The opinion of the court was delivered by: Oliver W. Wanger United States District Judge
ORDER TO SHOW CAUSE RE: DISMISSAL
A "district court ha[s] a duty to establish subject matter jurisdiction over the removed action sua sponte, whether the parties raised the issue or not." United Investors Life Ins. Co. v. Waddell & Reed Inc., 360 F.3d 960, 967 (9th Cir. 2004). A sua sponte review of the notice of removal (Doc. 2) filed by Defendant Carrington Mortgage Services, LLC ("Carrington") reveals a jurisdictional defect.
Under 28 U.S.C. § 1446(a), a removal of a civil action from state to federal court is accomplished by filing "in the district court of the United States for the district and division within which such action is pending a notice of removal signed pursuant to Rule 11 of the Federal Rules of Civil Procedure and containing a short and plain statement of the grounds for removal, together with a copy of all process, pleadings, and orders served upon such defendant or defendants in such action." (Emphasis added.) Generally, removal statutes are strictly construed against removal. Luther v. Countrywide Home Loans Servicing LP, 533 F.3d 1031, 1034 (9th Cir. 2008). "Federal jurisdiction must be rejected if there is any doubt as to the right of removal in the first instance." Gaus v. Miles, Inc., 980 F.2d 564, 566 (9th Cir. 1992). In removed actions, "jurisdiction must be analyzed on the basis of the pleadings filed at the time of removal without reference to subsequent amendments." Sparta Surgical Corp. v. Nat'l Ass'n of Securities Dealers, Inc., 159 F.3d 1209, 1213 (9th Cir. 1998). "In determining the existence of removal jurisdiction based upon a federal question, [a court] must look to the complaint as of the time the removal petition was filed." Libhart v. Santa Monica Dairy Co., 592 F.2d 1062, 1065 (9th Cir. 1979).
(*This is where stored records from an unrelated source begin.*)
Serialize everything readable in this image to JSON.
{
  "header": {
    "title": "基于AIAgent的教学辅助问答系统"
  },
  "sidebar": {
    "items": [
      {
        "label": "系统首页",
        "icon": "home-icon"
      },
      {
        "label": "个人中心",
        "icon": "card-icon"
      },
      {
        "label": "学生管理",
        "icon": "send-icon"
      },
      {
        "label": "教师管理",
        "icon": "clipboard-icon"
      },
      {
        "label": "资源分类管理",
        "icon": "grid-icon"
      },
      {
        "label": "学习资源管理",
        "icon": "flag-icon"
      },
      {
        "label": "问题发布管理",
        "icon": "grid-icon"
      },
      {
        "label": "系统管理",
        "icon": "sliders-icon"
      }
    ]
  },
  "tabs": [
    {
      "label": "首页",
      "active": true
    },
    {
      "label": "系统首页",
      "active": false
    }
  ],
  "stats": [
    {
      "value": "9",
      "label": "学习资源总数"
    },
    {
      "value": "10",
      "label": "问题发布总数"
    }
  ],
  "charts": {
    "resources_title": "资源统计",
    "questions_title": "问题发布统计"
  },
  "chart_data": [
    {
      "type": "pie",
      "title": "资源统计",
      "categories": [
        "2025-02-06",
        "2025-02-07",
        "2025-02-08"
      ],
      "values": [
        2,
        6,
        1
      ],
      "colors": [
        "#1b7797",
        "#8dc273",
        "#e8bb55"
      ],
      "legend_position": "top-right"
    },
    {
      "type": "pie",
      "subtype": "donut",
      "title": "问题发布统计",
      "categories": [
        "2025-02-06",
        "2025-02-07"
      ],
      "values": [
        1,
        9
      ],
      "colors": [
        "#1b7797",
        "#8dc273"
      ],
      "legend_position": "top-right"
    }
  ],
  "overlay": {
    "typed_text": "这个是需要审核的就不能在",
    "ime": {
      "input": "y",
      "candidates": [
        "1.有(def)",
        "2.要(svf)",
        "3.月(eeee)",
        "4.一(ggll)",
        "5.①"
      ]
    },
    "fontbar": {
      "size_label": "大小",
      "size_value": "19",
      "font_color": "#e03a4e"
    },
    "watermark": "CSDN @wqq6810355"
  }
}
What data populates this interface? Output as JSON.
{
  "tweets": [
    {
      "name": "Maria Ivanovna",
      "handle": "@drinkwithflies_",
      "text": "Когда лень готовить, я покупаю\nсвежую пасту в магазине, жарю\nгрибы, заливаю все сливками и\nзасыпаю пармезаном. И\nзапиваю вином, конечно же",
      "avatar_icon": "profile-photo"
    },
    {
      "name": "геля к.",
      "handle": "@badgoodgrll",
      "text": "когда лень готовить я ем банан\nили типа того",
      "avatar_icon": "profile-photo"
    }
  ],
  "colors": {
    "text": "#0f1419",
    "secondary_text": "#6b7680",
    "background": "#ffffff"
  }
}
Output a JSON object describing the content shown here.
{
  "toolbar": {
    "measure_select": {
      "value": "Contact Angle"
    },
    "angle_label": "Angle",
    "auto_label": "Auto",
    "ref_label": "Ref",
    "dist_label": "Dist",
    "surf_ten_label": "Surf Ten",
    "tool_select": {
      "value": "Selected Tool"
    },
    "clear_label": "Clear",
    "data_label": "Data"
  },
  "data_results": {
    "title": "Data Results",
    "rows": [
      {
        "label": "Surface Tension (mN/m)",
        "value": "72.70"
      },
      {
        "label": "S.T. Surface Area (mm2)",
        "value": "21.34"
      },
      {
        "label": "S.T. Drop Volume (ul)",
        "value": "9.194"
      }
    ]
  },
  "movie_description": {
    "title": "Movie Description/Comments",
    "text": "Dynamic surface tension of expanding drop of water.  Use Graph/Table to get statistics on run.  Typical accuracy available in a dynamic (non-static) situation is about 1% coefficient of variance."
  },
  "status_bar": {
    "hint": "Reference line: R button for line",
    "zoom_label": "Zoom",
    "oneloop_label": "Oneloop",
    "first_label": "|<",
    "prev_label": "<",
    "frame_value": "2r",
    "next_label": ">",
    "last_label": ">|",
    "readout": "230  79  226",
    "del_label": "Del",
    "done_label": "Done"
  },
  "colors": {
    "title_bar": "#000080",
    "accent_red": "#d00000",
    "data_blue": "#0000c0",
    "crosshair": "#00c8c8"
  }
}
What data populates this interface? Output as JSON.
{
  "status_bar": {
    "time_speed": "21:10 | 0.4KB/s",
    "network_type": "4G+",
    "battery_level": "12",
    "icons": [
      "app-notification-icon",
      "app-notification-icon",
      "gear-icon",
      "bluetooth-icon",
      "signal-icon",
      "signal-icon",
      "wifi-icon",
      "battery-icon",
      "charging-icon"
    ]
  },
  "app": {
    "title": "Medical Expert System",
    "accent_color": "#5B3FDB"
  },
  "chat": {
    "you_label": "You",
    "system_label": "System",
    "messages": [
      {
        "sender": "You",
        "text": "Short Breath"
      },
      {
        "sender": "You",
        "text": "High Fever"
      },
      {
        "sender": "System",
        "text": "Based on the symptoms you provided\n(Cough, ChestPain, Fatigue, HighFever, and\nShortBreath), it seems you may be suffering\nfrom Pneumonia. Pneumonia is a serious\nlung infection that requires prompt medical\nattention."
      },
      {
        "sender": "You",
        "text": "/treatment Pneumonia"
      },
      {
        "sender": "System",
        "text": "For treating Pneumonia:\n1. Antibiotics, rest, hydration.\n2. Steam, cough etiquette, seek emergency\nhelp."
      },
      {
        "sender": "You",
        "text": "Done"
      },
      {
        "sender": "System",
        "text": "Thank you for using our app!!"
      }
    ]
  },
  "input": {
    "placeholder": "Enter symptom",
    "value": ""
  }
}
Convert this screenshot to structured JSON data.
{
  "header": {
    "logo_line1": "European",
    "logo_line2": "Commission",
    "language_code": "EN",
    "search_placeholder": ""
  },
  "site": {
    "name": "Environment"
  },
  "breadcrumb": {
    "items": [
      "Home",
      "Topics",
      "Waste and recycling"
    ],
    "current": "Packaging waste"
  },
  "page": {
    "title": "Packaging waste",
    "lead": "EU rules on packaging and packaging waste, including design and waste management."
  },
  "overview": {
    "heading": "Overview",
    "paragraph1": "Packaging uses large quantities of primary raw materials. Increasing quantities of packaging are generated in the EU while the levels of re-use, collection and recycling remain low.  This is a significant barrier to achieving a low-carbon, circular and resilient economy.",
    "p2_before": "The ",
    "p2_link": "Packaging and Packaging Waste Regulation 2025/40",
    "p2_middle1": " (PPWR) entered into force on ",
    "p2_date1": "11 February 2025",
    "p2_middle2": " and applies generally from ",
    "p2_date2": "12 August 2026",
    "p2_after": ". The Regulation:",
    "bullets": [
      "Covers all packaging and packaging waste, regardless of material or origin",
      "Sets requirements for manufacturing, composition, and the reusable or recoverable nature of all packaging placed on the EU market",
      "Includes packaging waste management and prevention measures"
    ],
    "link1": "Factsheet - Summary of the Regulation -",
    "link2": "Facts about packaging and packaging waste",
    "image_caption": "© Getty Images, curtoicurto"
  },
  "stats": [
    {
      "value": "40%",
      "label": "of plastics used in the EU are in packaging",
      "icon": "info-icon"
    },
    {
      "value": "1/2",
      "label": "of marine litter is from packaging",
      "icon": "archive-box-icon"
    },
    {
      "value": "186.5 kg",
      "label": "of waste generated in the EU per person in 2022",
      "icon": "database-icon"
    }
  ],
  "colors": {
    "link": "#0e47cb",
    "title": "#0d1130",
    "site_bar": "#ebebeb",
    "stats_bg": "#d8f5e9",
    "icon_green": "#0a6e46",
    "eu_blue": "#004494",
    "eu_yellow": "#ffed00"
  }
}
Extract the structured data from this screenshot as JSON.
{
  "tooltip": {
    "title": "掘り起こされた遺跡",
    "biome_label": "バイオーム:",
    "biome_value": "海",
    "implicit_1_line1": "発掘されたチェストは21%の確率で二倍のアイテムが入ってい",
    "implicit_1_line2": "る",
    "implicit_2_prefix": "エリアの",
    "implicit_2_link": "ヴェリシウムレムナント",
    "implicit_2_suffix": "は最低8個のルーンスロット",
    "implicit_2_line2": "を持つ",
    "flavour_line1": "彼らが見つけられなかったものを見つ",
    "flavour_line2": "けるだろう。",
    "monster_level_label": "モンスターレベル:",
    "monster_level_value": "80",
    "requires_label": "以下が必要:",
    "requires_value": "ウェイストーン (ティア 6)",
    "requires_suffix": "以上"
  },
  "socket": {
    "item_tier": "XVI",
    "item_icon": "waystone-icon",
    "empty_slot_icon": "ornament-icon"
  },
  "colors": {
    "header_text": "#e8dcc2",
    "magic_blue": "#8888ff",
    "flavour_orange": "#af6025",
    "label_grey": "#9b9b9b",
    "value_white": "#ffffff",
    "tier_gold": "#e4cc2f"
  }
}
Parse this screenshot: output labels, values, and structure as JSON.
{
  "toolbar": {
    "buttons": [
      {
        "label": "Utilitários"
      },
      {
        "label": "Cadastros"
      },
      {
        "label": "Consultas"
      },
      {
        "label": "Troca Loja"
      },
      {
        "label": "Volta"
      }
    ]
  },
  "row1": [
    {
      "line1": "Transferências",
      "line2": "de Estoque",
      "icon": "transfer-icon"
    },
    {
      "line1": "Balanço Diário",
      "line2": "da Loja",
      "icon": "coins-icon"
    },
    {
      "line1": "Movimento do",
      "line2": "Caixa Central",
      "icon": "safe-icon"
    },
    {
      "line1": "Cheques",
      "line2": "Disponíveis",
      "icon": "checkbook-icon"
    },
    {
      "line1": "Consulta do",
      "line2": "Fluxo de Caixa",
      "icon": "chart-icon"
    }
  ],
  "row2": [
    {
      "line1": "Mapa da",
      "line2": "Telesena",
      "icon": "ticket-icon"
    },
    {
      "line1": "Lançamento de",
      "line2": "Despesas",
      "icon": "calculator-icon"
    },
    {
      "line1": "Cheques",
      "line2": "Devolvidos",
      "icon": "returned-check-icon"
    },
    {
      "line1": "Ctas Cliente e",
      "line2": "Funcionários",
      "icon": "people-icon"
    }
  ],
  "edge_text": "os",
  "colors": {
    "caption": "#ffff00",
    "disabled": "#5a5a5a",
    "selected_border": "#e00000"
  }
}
In its notice of removal, Carrington purports to remove a civil action "commenced in the Superior Court in and for the County of Kings, entitled Mary Amaral, Joe Amaral and Danny Amaral v. Wachovia Mortgage Corporation, et al, as case number 09C0116." Carrington asserts that removal of this action is proper because federal claims in the state-court complaint create federal question jurisdiction and supplemental jurisdiction exists over alleged state law claims. In its notice of removal, Carrington states that "[a] true and correct copy of the Complaint is attached hereto as Exhibit A."
Attached as Exhibit A, however, is a complaint filed by "Gerald Anudokem," not Mary, Joe or Danny Amaral. In addition, the complaint was filed in the "UNITED STATES DISTRICT COURT NORTHERN DISTRICT OF CALIFORNIA," not Kings County Superior Court, and Carrington is not even a named defendant. It is evident that the complaint Carrington attached to its notice of removal is not the case which Carrington has attempted to remove, and no other document in the record contains a copy of the Amaral complaint. By failing to attach the Amaral complaint to its notice of removal, Carrington has not complied with 28 U.S.C. § 1446(a) and created a jurisdictional defect.
Carrington lacks power to remove the Anudokem action, a case in which it is not a defendant. Accordingly, the court has no jurisdiction over that action. As to the Amaral action, Carrington, a purported defendant, has failed to accomplish removal of the action -- the Amaral complaint is not attached to the notice of removal, and the complaint is not otherwise on file. In addition, whether federal question jurisdiction exists must be determined from the face of the Amaral complaint. Without it, subject matter jurisdiction cannot be determined and has not been established.
Both Carrington and Defendant Wachovia Mortgage Corporation*fn1 have filed motions to dismiss claims in the Amaral complaint, and motions to strike a portion of the Amaral complaint. (Docs. 6 & 8-10.) Without accomplishing removal of the Amaral action and establishing jurisdiction, however, these motions cannot be addressed.*fn2 The hearing on these motions, presently set for September 21, 2009, is VACATED. Carrington is ordered to show cause, in writing, by October 5, 2009, why this case should not be dismissed for lack of jurisdiction.